Je n’ai pu disposer que d’une seule journée à Paris. Elle m’a permis de prendre le temps d’un dîner avec ma fille aînée. Autrement, j’ai pu mettre tardivement le nez dehors, pour regarder monter et descendre les grands corps éclatés d’Annette Messager qui menacent un pauvre Pinocchio à roulettes parcourant sans fin sur un traversin la fosse rectangulaire du forum du Centre Pompidou.  

Une métaphore involontaire de l’avenir du nouveau Président français ? 

Le parcours d’Annette Messager reste aussi une parallèle que je regarde de manière régulière, depuis les premières cicatrices et les première broderies découvertes à la fin des années soixante-dix dans les magazines à partir duquel Alain Macaire m’a appris à concevoir la mise en page de Textile / Art : Info Artitudes et Canal.

Il y avait dans ces années-là, une grande fascination pour ces liturgies intimes qui acceptaient de montrer des souffrances qui tiennent au corps, et plus particulièrement au corps féminin.

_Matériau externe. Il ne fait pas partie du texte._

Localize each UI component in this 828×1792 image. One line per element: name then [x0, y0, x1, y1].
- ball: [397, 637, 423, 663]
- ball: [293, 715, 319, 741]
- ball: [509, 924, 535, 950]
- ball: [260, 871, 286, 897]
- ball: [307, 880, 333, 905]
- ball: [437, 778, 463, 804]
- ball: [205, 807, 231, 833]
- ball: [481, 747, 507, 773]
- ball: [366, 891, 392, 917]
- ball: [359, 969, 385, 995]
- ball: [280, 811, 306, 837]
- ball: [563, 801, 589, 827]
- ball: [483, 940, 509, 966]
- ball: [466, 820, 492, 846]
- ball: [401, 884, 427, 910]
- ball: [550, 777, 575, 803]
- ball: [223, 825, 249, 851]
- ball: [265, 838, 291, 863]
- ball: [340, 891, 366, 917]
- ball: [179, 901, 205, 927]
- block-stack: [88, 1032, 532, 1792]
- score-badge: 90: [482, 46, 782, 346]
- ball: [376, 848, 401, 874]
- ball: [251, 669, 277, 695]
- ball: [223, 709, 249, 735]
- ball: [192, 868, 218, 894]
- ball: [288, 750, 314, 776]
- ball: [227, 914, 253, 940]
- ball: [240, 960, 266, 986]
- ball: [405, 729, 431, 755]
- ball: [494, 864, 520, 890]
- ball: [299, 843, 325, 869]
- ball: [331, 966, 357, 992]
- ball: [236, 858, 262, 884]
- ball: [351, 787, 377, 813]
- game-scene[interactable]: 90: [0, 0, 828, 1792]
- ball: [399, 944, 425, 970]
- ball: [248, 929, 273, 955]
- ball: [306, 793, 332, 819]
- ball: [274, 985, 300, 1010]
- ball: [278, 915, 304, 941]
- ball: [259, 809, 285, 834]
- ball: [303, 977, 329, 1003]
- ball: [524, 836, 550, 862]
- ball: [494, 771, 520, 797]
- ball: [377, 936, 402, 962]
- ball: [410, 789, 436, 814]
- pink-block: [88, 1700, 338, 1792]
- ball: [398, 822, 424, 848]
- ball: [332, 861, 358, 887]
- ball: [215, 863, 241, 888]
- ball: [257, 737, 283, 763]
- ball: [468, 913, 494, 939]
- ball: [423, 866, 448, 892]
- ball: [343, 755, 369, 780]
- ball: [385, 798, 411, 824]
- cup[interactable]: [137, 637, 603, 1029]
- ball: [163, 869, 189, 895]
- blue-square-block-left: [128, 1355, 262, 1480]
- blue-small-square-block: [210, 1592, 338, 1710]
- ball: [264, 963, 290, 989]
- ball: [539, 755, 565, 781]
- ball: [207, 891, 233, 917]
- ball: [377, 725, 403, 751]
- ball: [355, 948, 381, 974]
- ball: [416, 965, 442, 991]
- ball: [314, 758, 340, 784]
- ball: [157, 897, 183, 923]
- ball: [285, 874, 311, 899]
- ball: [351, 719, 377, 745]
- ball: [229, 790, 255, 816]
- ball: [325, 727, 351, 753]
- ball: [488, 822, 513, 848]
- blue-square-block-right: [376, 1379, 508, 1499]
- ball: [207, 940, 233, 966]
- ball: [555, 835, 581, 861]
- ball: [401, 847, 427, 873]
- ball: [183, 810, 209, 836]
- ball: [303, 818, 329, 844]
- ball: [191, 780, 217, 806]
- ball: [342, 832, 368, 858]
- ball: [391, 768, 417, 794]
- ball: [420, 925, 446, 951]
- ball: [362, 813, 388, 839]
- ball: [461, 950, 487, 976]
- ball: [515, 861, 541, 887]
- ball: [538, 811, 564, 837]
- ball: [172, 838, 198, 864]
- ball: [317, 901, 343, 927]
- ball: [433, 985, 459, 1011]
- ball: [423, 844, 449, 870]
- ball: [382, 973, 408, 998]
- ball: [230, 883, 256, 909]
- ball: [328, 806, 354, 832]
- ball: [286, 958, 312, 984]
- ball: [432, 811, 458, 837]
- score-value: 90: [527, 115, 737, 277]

Ce sont également les plus belles années du travail d’Orlan.  

Entre le textile, souvent œuvre de femmes, ou d’hommes fascinés ou effrayés par les secrets de la féminité et le travail conceptuel, corporel, social de ces artistes, le dialogue était souvent de mise. Nous avons consacré de nombreux thèmes à l’art souple, au soft art et à ces poupées fascinantes, faites de tissus collectionnés ou sacrifiés, des tissus qui avaient subi des vengeances et que l’on retrouvait de part et d’autres des frontières si artificiellement tracées entre l’art brut, l’art des fous, et celui de plasticiens prisonniers de leur corps et qui en extirpaient ces objets transitionnels, encore plus attirants pour eux, que le morceau de tissu ou l’ours, que les enfants ne peuvent accepter de voir lavé.       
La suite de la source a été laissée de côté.